Slowly things went back to normal. The Metropolitan Police were amazing. I had a named contact who spoke to me a number of times; even if I just wanted to say I felt the fear again. Once when I’d drunk myself into a stupor to forget on a day I flinched at every sound I heard. A date was set for court months later, and by then I had recovered fully. I was weeks away from going to university for my course. As I got to Southwark Crown Court, I felt good. Life was not bad for me. My face was back to normal and my eye had healed apart from a small scar that, frankly, made me look cool.

As I got inside, the CPS barrister sat me down and explained the case. And then I asked the question that changed both mine, and I hope, my attacker’s life. I asked about him. Who he was.

My attacker was five years older than me. He’d had a history of abuse as a child. As a youth and then adult, he’d lashed out at society. Several minor crimes. A major crime. Jail and release. For a while he’d been fine. Eight months earlier, days after he’d attacked me, his girlfriend had his child. They married. Since the attack he’d shown huge regret. He’d attended courses. Alcohol. Violence. Reports were positive; he’d engaged with the teams and tried to sort himself out. Tried to get his life back on track. I stopped for a moment. Could I really condemn this man to jail? For months all I’d done was read up on the law surrounding racially aggravated actual bodily harm – the crime they’d charged him with. He’d go down for some time all things considered. And I wanted that. I’d thought about my righteous vengeance. I would stand up in court, healed, and watched that bastard go down. But suddenly my lust for vengeance had gone. I was dealing with a human being. As vulnerable and shitty as I was in so many ways.

And so I wrote to the judge. I told him I was better physically and mentally. That I was positive about my future and how my future was the result of a benevolent society that had let the child of immigrants in Manchester have a full and successful life. I was, for all intents, happy. I told him I wanted my attacker to know that this “Paki” was a forgiving and loving person that could find it in my heart to forgive and love my attacker if he could use that to counter his negative perceptions of my race. If my forgiveness could gift him understanding. And that if he was truly regretful, that it would break my heart to separate a child from his father. And a father from his child.
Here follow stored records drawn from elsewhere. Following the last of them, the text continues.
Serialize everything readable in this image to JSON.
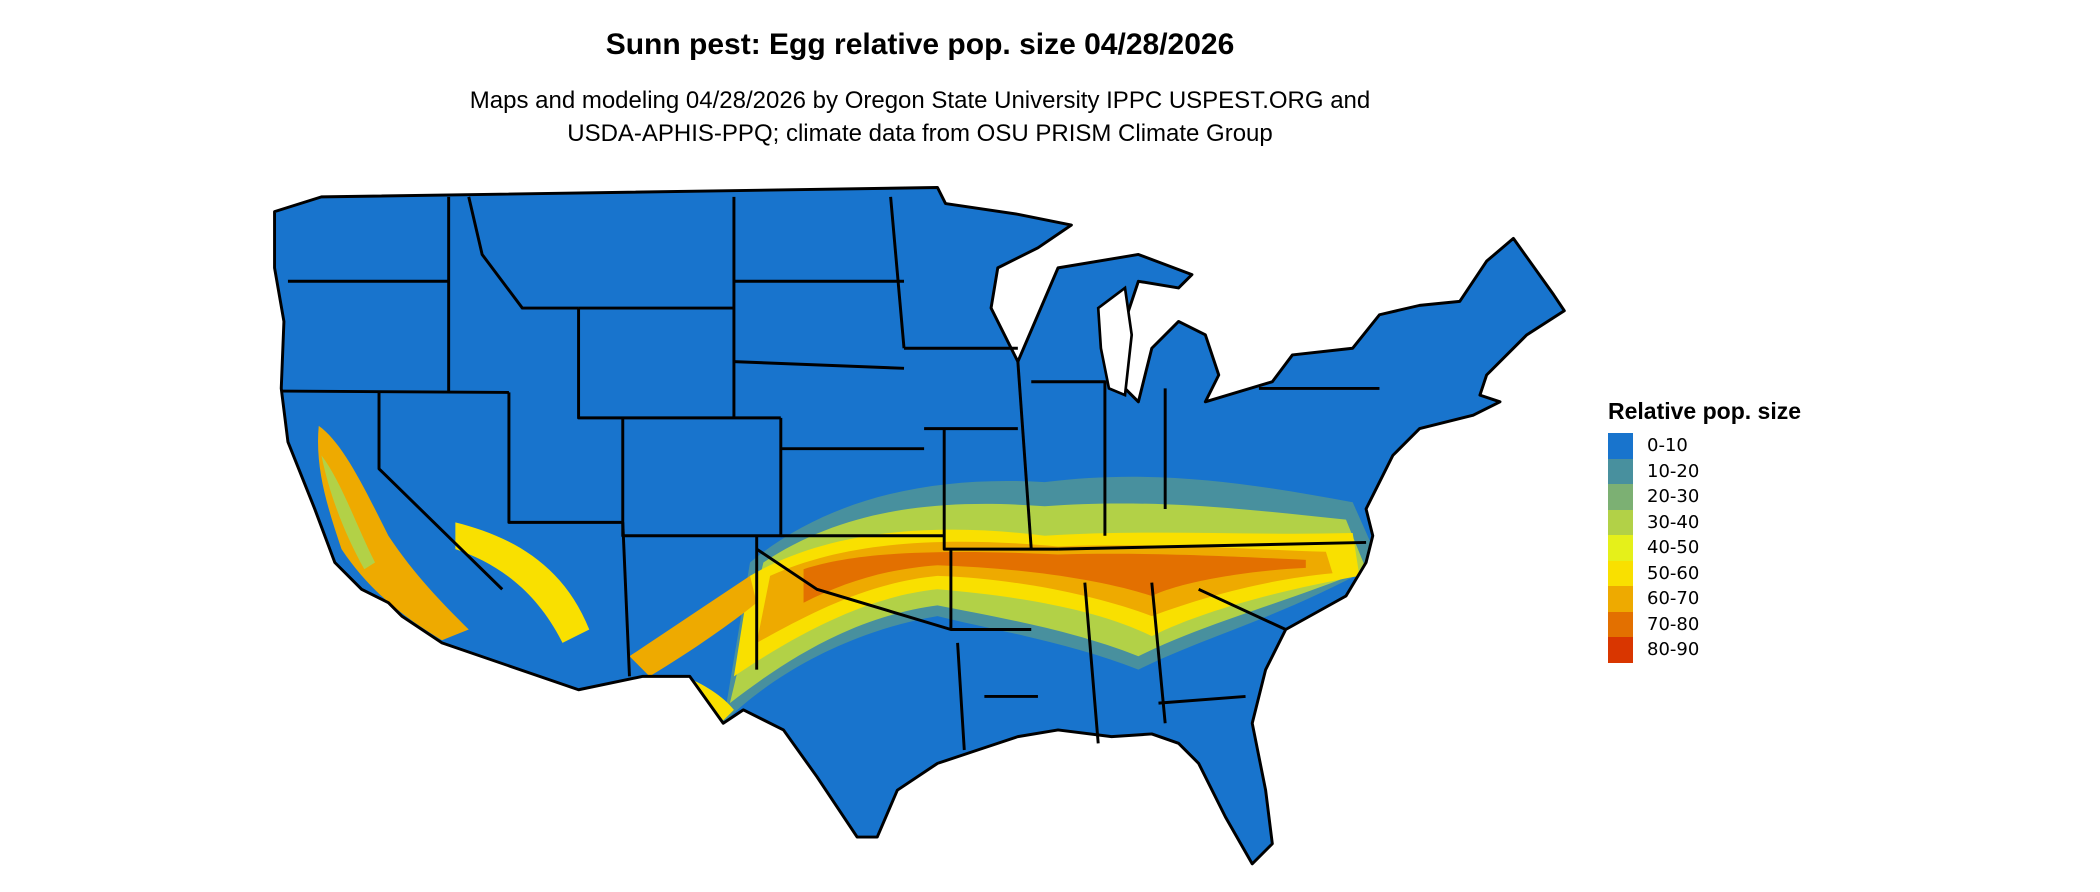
{
  "title": "Sunn pest: Egg relative pop. size 04/28/2026",
  "subtitle_lines": [
    "Maps and modeling 04/28/2026 by Oregon State University IPPC USPEST.ORG and",
    "USDA-APHIS-PPQ; climate data from OSU PRISM Climate Group"
  ],
  "map": {
    "region": "Contiguous United States with state borders",
    "background_class_color": "#1874CD"
  },
  "legend": {
    "title": "Relative pop. size",
    "items": [
      {
        "label": "0-10",
        "color": "#1874CD"
      },
      {
        "label": "10-20",
        "color": "#48909E"
      },
      {
        "label": "20-30",
        "color": "#7CB073"
      },
      {
        "label": "30-40",
        "color": "#B2D147"
      },
      {
        "label": "40-50",
        "color": "#E5F01A"
      },
      {
        "label": "50-60",
        "color": "#F9E000"
      },
      {
        "label": "60-70",
        "color": "#EEAA00"
      },
      {
        "label": "70-80",
        "color": "#E37000"
      },
      {
        "label": "80-90",
        "color": "#D93600"
      }
    ]
  }
}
The judge that day heard my plea and gave my attacker a suspended sentence. My act of forgiveness gave me control over my destiny and my feelings; I have never felt scared or had a flashback to that incident since. And, as I heard from the CID officer I’d been dealing with, it gave him his chance at redemption and putting a life of anger and violence behind him. A chance he took. Nothing in my life gives me more pride or pleasure. That I could help one man change.